Tales and Tests of the Faraday Bag

 Most interesting look and test of a faraday 'bag', aka 'cage'. for security of devices in our growing world of things.     Saw this quoted in Schneier    , where he further evokes a considerable conversation.  Including asking if you could form such 'cages' by wrapping a car aluminum foil?    Worth thinking about.  Love the posing and doing of experiments with readily available  things like tags. 

Testing Phone-Sized Faraday Bags   by Matt Blaze

Reliable tools for the modern paranoid.

Photo: The foam-padded dark grey inside of a serious-looking equipment case. There is a power strip on top with a cable leading to a metal bracket on the side. Plugged into the power strip is a small charger. To the right, a kind of piston is holding the top open.  At the bottom two grey gloves, integrated into the wall, are hanging deflated. Taking up half of the case's right interior is a cuboid, bright orange tin labeled D. LAZZARONI & C. AMARETTI ORIGINALI.
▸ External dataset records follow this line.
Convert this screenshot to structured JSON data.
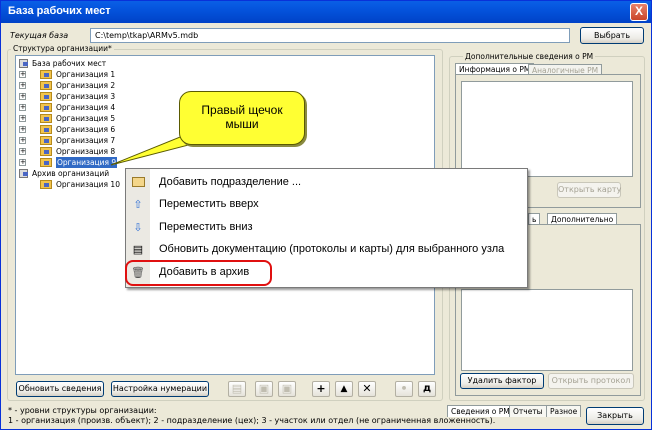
{
  "window": {
    "title": "База рабочих мест",
    "close_symbol": "X"
  },
  "current_db": {
    "label": "Текущая база",
    "path": "C:\\temp\\tkap\\ARMv5.mdb",
    "choose_button": "Выбрать"
  },
  "structure": {
    "group_title": "Структура организации*",
    "root": "База рабочих мест",
    "orgs": [
      "Организация 1",
      "Организация 2",
      "Организация 3",
      "Организация 4",
      "Организация 5",
      "Организация 6",
      "Организация 7",
      "Организация 8",
      "Организация 9"
    ],
    "selected_index": 8,
    "archive_root": "Архив организаций",
    "archive_items": [
      "Организация 10"
    ],
    "expander_symbol": "+"
  },
  "right_panel": {
    "group_title": "Дополнительные сведения о РМ",
    "tab_info": "Информация о РМ",
    "tab_analog": "Аналогичные РМ",
    "open_card_button": "Открыть карту",
    "tab_partial_1": "ь",
    "tab_extra": "Дополнительно",
    "delete_factor_button": "Удалить фактор",
    "open_protocol_button": "Открыть протокол"
  },
  "bottom_toolbar": {
    "refresh_button": "Обновить сведения",
    "numbering_button": "Настройка нумерации",
    "add_symbol": "+",
    "up_symbol": "▲",
    "delete_symbol": "✕",
    "dot_symbol": "•",
    "d_symbol": "д"
  },
  "bottom_tabs": {
    "tab1": "Сведения о РМ",
    "tab2": "Отчеты",
    "tab3": "Разное"
  },
  "close_button": "Закрыть",
  "footnote": {
    "line1": "* - уровни структуры организации:",
    "line2": "1 - организация (произв. объект); 2 - подразделение (цех); 3 - участок или отдел (не ограниченная вложенность)."
  },
  "callout": {
    "line1": "Правый щечок",
    "line2": "мыши"
  },
  "context_menu": {
    "items": [
      {
        "label": "Добавить подразделение ...",
        "icon": "folder-icon"
      },
      {
        "label": "Переместить вверх",
        "icon": "arrow-up-icon"
      },
      {
        "label": "Переместить вниз",
        "icon": "arrow-down-icon"
      },
      {
        "label": "Обновить документацию (протоколы и карты) для выбранного узла",
        "icon": "document-list-icon"
      },
      {
        "label": "Добавить в архив",
        "icon": "trash-icon"
      }
    ],
    "highlighted_index": 4,
    "highlight_color": "#e01010"
  }
}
Back in the not-so-distant past, if you were patient and knowledgeable enough, you could reverse engineer the behavior of almost any electronic device simply by inspecting it carefully and understanding the circuitry. But those days are rapidly ending. Today, virtually every aspect of complex electronic hardware is controlled by microprocessors and software, and while that's generally good news for functionality, it's also bad news for security (and for having any chance of being sure what, exactly, your gadgets are doing, for that matter). For devices like smartphones, software runs almost every aspect of the user interface, including how and when it's powered on and off, and, for that matter, what being "off" actually means.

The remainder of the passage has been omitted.